8.5 The obligation to take back packaging is based on the statutory provisions.
9. assignment, set-off, retention
9.1 The supplier is not entitled to assign his claims against us to third parties or to have them collected by third parties without our prior consent. We shall not refuse such consent for unreasonable reasons.
9.2 Set-off by the supplier is only permissible if his counterclaim is due, undisputed or has been legally established. This also applies to rights of retention as long as the supplier cannot raise the plea of uncertainty in accordance with § 321 BGB (German Civil Code) in the case of advance performance which he has to provide.
10. retention of title
Retentions of title which go beyond a simple retention of title, in particular an extended or prolonged retention of title by the supplier, are expressly rejected.

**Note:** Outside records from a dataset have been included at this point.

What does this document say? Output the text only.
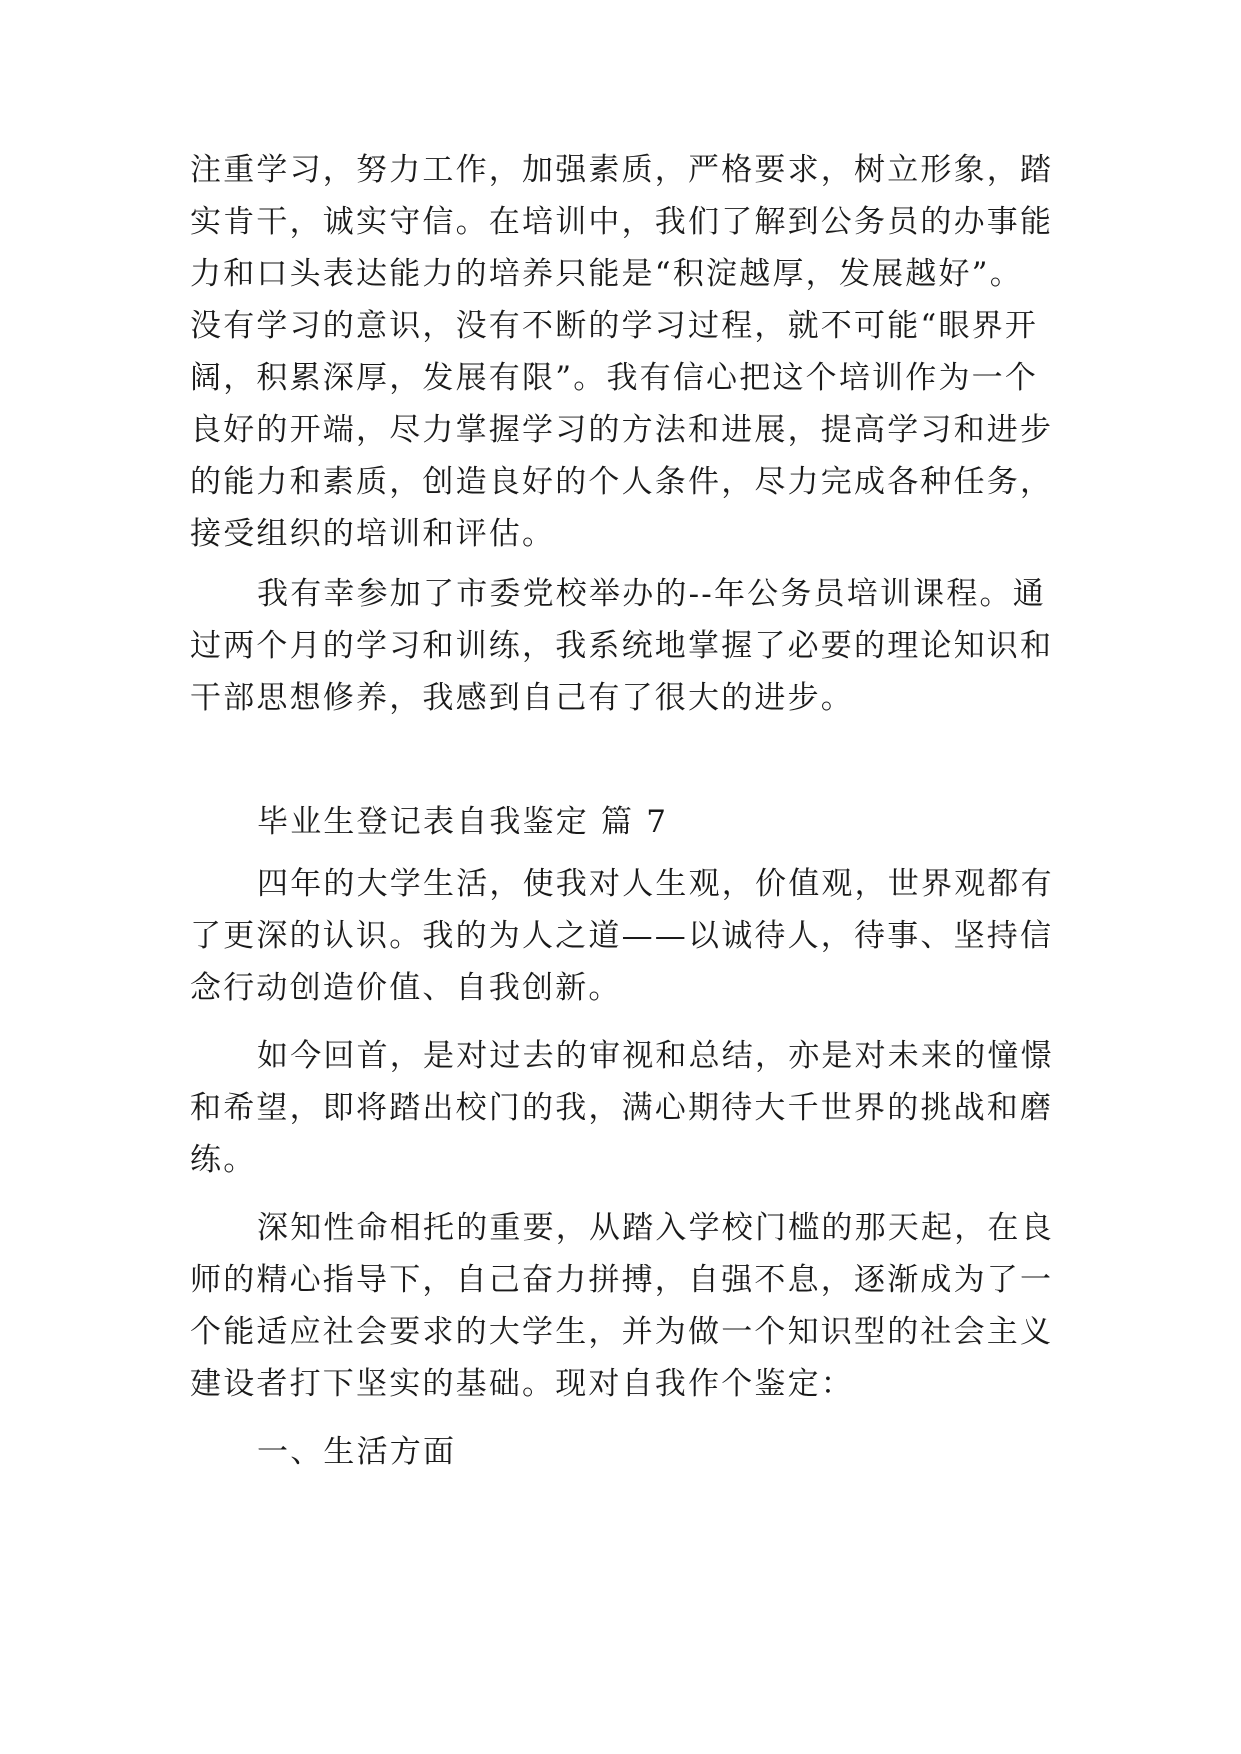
注重学习，努力工作，加强素质，严格要求，树立形象，踏
实肯干，诚实守信。在培训中，我们了解到公务员的办事能
力和口头表达能力的培养只能是“积淀越厚，发展越好”。
没有学习的意识，没有不断的学习过程，就不可能“眼界开
阔，积累深厚，发展有限”。我有信心把这个培训作为一个
良好的开端，尽力掌握学习的方法和进展，提高学习和进步
的能力和素质，创造良好的个人条件，尽力完成各种任务，
接受组织的培训和评估。
我有幸参加了市委党校举办的--年公务员培训课程。通
过两个月的学习和训练，我系统地掌握了必要的理论知识和
干部思想修养，我感到自己有了很大的进步。
毕业生登记表自我鉴定 篇 7
四年的大学生活，使我对人生观，价值观，世界观都有
了更深的认识。我的为人之道——以诚待人，待事、坚持信
念行动创造价值、自我创新。
如今回首，是对过去的审视和总结，亦是对未来的憧憬
和希望，即将踏出校门的我，满心期待大千世界的挑战和磨
练。
深知性命相托的重要，从踏入学校门槛的那天起，在良
师的精心指导下，自己奋力拼搏，自强不息，逐渐成为了一
个能适应社会要求的大学生，并为做一个知识型的社会主义
建设者打下坚实的基础。现对自我作个鉴定：
一、生活方面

They require our prior written consent in individual cases. Should it nevertheless happen that sub-suppliers assert rights of ownership, co-ownership or liens with us or have execution measures carried out, we will claim against the supplier for all damages arising from this.
11. transfer of risk, notification of defects
11.1 The risk shall pass to us after the goods have been handed over at the delivery address specified in the order, in the case of delivery with installation or assembly and in the case of services to be rendered on a performance-related basis after acceptance.
11.2 An inspection of incoming goods shall only be carried out by us in respect of externally recognisable damage and externally recognisable deviations in identity and quantity by random sampling. We shall give notice of such defects without delay. We reserve the right to carry out a more extensive incoming goods inspection. Furthermore, we shall give notice of defects as soon as they are discovered in the ordinary course of business. In this respect, the supplier waives the objection of delayed notification of defects. § Section 377 (3) HGB (German Commercial Code) is excluded.
11.3 The supplier is obliged to carry out sufficient intermediate and final inspections of his production and to subject parts supplied to him by suppliers to an incoming goods inspection. The number and type of inspections depend on the production safety of the supplier or his sub-supplier, the type of possible defects and the effects of these on the safety of the product to be delivered and the products manufactured with the delivered product.
12. rights in case of material and work defects
12.1 The supplier shall be responsible for ensuring that the deliveries and services are free of defects and that guaranteed characteristics of quality are present. In particular, he warrants that they comply with the current state of the art, the generally recognised technical and occupational health and safety regulations of authorities and professional associations, that they comply with the applicable environmental protection regulations and that they also meet other requirements imposed by legal provisions.
12.2 If machines, devices or systems are the subject of deliveries, these must comply with the requirements of the special safety regulations for machines and systems applicable at the time of performance of the contract and must have a CE mark.
12.3 In the event of defects, claims shall be based on the statutory provisions with the following special features. The limitation period for claims for defects is 3 years. Something else applies if the item is used for a building in accordance with its usual use and has caused its defectiveness. In this case, the claims for defects shall become time-barred after 5 years and 6 months. The period of limitation begins with the transfer and acceptance of the object of the contract (transfer of risk). The Purchaser shall have the right to remedy defects itself if a minor defect exists, the remedy of which cannot be delayed and does not require the participation of the Supplier. Self-remedy means that the purchaser can remedy the defect himself or have it remedied by a third party commissioned by the purchaser. The expenses incurred shall be charged to the Supplier.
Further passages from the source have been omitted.